Let's say you have a string you want to camelize, here's how you'd do it:

$value = Identity::of('some value to camelize')
    ->map(fn($string) => \explode(' ', $string))
    ->map(fn($parts) => \array_map(
        \ucfirst(...),
        $parts,
    ))
    ->map(fn($parts) => \implode('', $parts))
    ->map(\lcfirst(...))
    ->unwrap();

echo $value; // outputs "someValueToCamelize"
$string = 'some value to camelize';
$parts = \explode(' ', $string);
$parts = \array_map(
    \ucfirst(...),
    $parts,
);
$string = \implode('', $parts);
$value = \lcfirst($string);

echo $value; // outputs "someValueToCamelize"
$value = \lcfirst(
    \implode(
        '',
        \array_map(
            \ucfirst(...),
            \explode(
                ' ',
                'some value to camelize',
            ),
        ),
    ),
);

echo $value; // outputs "someValueToCamelize"

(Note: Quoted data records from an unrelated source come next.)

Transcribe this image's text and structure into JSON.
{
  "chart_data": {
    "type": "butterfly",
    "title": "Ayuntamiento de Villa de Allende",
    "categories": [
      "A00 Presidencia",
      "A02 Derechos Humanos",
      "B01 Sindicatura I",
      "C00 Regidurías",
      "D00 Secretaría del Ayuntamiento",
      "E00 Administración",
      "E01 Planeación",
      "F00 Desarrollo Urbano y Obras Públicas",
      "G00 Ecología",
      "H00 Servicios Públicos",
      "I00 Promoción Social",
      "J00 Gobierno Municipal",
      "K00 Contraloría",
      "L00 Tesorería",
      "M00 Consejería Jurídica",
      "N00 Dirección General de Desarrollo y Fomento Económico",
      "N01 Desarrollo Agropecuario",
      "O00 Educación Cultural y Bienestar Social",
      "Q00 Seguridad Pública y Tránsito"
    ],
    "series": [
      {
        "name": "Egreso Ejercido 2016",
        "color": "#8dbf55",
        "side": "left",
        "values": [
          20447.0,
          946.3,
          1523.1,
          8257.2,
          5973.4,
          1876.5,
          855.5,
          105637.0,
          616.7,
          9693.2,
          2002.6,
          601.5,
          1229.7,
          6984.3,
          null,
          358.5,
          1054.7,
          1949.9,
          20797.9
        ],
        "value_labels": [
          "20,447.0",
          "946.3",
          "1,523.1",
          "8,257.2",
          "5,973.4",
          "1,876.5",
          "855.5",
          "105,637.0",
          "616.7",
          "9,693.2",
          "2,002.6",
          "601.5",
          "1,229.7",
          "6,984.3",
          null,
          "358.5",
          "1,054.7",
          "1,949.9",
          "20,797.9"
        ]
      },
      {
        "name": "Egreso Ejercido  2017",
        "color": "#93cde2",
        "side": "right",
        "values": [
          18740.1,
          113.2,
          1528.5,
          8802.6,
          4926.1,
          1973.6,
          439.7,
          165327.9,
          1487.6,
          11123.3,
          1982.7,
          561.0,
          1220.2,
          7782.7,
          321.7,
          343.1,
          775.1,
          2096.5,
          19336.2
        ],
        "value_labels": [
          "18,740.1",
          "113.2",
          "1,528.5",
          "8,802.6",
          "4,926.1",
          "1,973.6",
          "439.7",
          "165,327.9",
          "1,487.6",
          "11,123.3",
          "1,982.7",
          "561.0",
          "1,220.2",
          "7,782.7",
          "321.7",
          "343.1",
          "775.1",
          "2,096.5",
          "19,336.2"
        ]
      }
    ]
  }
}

In the end this monad does not provide any behaviour, it's a different way to write and read your code.

Lazy computation

By default the Identity apply each transformation when map or flatMap is called. But you can defer the application of the transformations to when the unwrap method is called. This can be useful when you're not sure the computed value will be really used.

Instead of using Identity::of() you'd do:

$value = Identity::defer(static fn() => 'some value'); //(1)
// or
$value = Identity::lazy(static fn() => 'some value');
// then you can use the identity as before (see above)
  1. Here the value is a string but you can use whatever type you want.

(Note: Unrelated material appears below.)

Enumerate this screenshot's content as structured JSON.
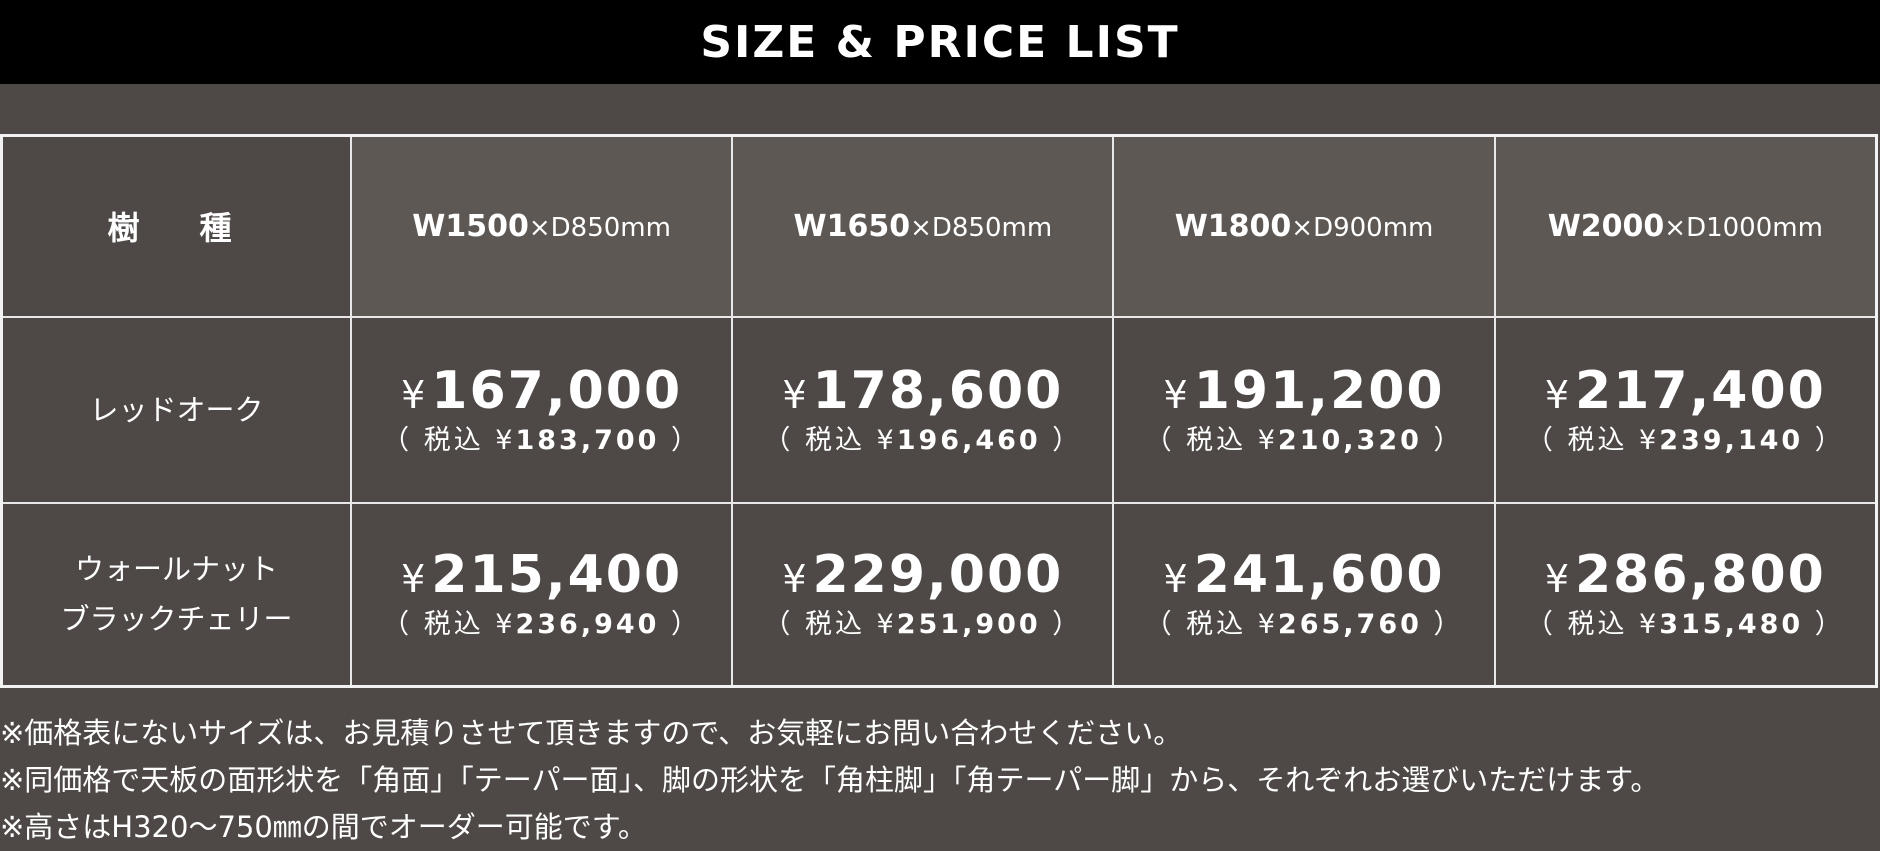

The difference between lazy and defer is that the first one will recompute the underlying value each time the unwrap method is called while the other one will compute it once and then always return the same value.

Wrapping the underlying value in a Sequence

This monad has a toSequence method that will create a new Sequence containing the underlying value.

Both examples do the same:

$value = Identity::of('some value')
    ->toSequence();
$value = Sequence::of('some value');

On the surface this seems to not be very useful, but it becomes interesting when the identity is lazy or deferred. The laziness is propagated to the sequence.

Both examples do the same:

$value = Identity::lazy(static fn() => 'some value')
    ->toSequence();
$value = Sequence::lazy(static fn() => yield 'some value');

This combined to the Sequence::toIdentity() allows you to chain and compose sequences without having to be aware if the source sequence is lazy or not.